I believe the title of this article. Capitalism, unless regulated by whatever Government adopts it, inevitably creates a have/have not society. Capitalism also favors the minority from a financial standpoint in most cases to the detriment of the majority of citizens in said society. Unfortunately, not everyone can be millionares in one country. Of course, someone has to be dirt poor in a Capitalist system and better the majority than the minority to a pro-Capitalist. When you contrast this to Socialism or some other egalitarian system that shares wealth and resources of a nation with all the citizens of that country, the have/have not gap is not as wide, as it were.

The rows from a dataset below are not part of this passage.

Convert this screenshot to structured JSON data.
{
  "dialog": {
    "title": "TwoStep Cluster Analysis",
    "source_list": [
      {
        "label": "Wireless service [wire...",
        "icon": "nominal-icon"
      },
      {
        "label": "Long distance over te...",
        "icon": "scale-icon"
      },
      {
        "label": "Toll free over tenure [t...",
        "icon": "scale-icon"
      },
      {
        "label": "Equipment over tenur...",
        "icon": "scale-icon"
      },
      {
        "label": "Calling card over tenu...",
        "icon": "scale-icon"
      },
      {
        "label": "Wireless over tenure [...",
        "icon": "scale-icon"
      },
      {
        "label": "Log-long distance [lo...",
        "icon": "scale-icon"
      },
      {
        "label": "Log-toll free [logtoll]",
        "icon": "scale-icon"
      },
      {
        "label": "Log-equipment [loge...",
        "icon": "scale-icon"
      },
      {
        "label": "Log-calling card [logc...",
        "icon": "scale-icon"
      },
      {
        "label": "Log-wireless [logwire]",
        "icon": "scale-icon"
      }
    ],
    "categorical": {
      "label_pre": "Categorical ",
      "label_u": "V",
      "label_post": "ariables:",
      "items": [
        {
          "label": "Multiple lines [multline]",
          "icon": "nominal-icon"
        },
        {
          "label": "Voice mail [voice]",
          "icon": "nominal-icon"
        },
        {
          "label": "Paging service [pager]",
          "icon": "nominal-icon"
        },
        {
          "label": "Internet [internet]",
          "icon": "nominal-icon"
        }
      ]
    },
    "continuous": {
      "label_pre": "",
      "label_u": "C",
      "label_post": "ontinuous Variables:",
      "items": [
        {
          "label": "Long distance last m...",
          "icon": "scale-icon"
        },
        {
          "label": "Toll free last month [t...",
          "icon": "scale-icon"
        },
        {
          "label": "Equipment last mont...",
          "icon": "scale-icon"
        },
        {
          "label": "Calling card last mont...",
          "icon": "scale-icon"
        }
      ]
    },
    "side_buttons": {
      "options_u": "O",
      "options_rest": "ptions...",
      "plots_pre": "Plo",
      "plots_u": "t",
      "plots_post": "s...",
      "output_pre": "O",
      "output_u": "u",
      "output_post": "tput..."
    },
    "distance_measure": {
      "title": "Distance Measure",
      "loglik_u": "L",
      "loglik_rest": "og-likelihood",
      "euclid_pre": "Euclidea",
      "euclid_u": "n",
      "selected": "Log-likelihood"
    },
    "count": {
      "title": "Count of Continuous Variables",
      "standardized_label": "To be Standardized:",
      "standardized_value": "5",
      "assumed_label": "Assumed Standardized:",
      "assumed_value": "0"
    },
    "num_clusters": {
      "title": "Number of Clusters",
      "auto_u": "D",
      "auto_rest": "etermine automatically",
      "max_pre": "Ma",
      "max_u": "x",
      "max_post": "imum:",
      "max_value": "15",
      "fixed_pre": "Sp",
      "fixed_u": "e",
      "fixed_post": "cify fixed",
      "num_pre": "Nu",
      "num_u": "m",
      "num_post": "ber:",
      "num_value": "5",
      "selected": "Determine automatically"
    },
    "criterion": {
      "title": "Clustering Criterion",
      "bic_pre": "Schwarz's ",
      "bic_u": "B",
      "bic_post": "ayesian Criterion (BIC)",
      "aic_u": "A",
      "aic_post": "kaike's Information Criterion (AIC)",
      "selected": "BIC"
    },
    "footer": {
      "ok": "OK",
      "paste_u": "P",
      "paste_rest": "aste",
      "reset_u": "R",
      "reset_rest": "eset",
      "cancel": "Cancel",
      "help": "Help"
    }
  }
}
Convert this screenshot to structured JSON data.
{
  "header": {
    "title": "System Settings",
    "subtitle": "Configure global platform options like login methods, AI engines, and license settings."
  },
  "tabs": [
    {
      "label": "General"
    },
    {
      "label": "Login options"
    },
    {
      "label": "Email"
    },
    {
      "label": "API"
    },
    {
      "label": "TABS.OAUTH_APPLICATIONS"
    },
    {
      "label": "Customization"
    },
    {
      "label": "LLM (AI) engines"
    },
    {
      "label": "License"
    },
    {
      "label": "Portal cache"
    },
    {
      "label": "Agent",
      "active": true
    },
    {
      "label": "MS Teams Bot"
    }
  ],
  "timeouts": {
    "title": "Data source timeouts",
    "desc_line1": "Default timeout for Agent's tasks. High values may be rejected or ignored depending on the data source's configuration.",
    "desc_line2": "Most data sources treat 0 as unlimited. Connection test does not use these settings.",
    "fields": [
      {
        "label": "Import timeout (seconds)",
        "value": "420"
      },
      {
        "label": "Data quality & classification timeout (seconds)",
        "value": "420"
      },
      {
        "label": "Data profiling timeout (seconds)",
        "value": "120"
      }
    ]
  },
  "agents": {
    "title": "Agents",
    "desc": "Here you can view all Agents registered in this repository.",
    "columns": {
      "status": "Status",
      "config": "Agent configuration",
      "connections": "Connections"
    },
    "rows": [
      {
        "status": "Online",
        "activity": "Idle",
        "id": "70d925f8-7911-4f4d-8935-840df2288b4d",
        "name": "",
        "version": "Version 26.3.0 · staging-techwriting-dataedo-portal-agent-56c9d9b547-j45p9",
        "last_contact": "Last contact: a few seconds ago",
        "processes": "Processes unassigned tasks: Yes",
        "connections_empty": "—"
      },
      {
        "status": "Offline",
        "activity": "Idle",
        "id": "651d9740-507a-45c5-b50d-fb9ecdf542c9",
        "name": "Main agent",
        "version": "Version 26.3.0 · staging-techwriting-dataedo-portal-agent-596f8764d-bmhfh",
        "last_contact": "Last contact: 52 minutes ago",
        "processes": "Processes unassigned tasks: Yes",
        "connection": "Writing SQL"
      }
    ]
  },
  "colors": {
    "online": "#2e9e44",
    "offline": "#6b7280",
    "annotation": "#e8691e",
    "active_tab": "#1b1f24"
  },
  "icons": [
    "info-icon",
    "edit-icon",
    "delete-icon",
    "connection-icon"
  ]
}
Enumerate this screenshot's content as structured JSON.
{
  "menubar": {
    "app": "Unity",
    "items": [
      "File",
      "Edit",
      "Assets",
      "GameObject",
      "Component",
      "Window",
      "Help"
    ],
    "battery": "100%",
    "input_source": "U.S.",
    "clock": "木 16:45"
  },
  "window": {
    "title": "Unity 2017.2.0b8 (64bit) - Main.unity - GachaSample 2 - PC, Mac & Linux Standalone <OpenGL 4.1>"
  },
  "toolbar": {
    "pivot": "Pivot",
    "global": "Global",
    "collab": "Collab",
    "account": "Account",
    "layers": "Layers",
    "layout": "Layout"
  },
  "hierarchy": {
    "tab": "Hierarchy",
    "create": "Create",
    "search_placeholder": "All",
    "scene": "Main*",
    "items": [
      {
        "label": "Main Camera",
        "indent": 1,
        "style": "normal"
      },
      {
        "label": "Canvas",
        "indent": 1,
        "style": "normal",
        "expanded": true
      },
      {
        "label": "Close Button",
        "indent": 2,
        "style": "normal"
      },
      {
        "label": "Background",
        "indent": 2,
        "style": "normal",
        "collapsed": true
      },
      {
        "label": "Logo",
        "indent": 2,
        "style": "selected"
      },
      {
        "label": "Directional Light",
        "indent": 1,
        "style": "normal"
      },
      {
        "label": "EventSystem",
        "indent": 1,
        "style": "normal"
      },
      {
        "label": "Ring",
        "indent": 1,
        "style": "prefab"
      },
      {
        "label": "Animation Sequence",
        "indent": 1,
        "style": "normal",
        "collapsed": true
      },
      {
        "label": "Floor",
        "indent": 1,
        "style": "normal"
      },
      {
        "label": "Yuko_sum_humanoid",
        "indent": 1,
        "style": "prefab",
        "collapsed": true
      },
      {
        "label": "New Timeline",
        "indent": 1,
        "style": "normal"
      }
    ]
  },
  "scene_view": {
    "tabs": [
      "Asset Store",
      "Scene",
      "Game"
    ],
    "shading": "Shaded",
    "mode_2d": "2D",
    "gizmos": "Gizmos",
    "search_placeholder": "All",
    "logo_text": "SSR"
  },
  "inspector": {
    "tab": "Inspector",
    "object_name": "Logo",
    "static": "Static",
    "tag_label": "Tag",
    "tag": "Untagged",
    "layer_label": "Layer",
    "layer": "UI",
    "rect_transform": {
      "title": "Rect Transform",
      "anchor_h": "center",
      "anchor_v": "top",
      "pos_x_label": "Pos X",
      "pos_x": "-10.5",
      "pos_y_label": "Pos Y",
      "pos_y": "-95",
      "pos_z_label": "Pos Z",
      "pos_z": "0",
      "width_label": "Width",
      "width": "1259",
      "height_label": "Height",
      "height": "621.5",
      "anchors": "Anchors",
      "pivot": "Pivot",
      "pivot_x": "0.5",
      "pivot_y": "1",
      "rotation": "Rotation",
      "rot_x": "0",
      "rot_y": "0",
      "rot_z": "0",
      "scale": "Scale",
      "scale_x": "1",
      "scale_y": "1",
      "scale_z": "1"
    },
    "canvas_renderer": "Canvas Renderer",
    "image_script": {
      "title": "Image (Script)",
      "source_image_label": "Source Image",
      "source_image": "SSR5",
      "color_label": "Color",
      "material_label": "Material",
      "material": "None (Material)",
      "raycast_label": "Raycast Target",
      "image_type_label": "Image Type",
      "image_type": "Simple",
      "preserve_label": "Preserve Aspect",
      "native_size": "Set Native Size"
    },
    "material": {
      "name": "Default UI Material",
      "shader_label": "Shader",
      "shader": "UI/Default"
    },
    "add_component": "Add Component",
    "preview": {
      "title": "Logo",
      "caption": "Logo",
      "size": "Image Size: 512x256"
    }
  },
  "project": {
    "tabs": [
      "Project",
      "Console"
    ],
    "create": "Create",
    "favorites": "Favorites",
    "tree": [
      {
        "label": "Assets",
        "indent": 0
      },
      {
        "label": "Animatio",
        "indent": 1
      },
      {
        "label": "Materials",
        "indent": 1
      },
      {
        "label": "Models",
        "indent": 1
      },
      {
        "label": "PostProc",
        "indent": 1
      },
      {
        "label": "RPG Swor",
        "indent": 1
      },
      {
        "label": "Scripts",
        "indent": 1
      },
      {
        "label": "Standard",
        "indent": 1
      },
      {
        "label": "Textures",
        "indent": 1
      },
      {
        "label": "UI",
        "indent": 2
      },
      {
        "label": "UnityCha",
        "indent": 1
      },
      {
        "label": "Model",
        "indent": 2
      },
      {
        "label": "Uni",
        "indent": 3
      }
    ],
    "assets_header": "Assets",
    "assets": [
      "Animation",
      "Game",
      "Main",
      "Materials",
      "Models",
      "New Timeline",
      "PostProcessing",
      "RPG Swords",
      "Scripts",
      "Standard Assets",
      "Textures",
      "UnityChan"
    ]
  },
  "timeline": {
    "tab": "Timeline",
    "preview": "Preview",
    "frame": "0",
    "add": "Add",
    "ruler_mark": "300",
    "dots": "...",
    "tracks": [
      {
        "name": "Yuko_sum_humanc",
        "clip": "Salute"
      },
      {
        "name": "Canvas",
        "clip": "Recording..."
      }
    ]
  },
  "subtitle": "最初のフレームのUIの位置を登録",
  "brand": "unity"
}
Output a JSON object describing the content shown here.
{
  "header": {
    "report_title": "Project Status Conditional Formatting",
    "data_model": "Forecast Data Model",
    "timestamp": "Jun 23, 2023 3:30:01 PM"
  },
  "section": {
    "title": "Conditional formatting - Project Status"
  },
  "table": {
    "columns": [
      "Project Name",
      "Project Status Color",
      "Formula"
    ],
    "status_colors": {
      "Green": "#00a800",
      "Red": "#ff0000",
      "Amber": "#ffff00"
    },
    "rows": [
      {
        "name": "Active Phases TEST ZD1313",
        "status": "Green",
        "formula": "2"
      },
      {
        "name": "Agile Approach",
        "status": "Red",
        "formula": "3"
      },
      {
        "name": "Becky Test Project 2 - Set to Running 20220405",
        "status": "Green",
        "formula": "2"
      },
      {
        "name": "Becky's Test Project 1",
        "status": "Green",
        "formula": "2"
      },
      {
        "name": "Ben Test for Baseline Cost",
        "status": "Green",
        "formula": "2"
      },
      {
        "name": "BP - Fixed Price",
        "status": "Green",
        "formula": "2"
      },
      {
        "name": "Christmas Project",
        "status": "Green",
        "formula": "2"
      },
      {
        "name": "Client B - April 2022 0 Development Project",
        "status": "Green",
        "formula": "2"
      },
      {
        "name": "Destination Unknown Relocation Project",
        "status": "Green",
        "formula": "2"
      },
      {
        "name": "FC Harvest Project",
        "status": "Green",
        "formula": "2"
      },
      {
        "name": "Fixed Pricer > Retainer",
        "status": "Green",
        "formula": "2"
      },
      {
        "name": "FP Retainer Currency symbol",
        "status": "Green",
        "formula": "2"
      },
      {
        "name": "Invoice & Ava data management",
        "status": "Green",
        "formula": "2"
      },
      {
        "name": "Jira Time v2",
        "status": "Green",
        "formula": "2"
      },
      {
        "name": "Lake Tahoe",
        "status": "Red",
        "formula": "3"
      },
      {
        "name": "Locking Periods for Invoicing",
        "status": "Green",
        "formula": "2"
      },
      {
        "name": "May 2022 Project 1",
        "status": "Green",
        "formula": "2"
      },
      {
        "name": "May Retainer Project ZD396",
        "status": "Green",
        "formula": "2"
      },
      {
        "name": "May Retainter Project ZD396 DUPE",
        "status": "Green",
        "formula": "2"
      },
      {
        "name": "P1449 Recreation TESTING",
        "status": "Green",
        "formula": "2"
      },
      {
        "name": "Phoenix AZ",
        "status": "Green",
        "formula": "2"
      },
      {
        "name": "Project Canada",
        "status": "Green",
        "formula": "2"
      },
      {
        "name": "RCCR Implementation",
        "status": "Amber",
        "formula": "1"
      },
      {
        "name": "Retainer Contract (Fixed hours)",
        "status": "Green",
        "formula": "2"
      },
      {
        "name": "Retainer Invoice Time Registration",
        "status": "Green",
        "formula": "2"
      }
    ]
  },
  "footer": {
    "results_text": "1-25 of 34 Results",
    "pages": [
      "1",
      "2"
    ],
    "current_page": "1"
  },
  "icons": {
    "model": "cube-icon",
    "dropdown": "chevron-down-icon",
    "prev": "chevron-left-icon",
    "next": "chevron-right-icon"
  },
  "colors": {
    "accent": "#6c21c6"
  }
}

Capitalism really is fine for a nation to adopt,it just needs to be controlled by the Goverment depite objections by multi-millionaires. Pro-Capitalists may object to this control saying that it is not fair that a doctor or a lawyer will not make significantly more money than a grocery clerk in a Socialist or tightly controlled Capitalist nation. Granted - but is REALLY fair that in the United States a NFL star makes more money then these same doctors lawyers and teachers most of the time?
Personally, I prefer some egalitarian political or economic system than ones that guarantee a have/have not society or ones in which a minority based on finance can exploit the majority of a given nation. The former demonstrates more compassion and is morally sound than unbridled capitalism in my humble opinion.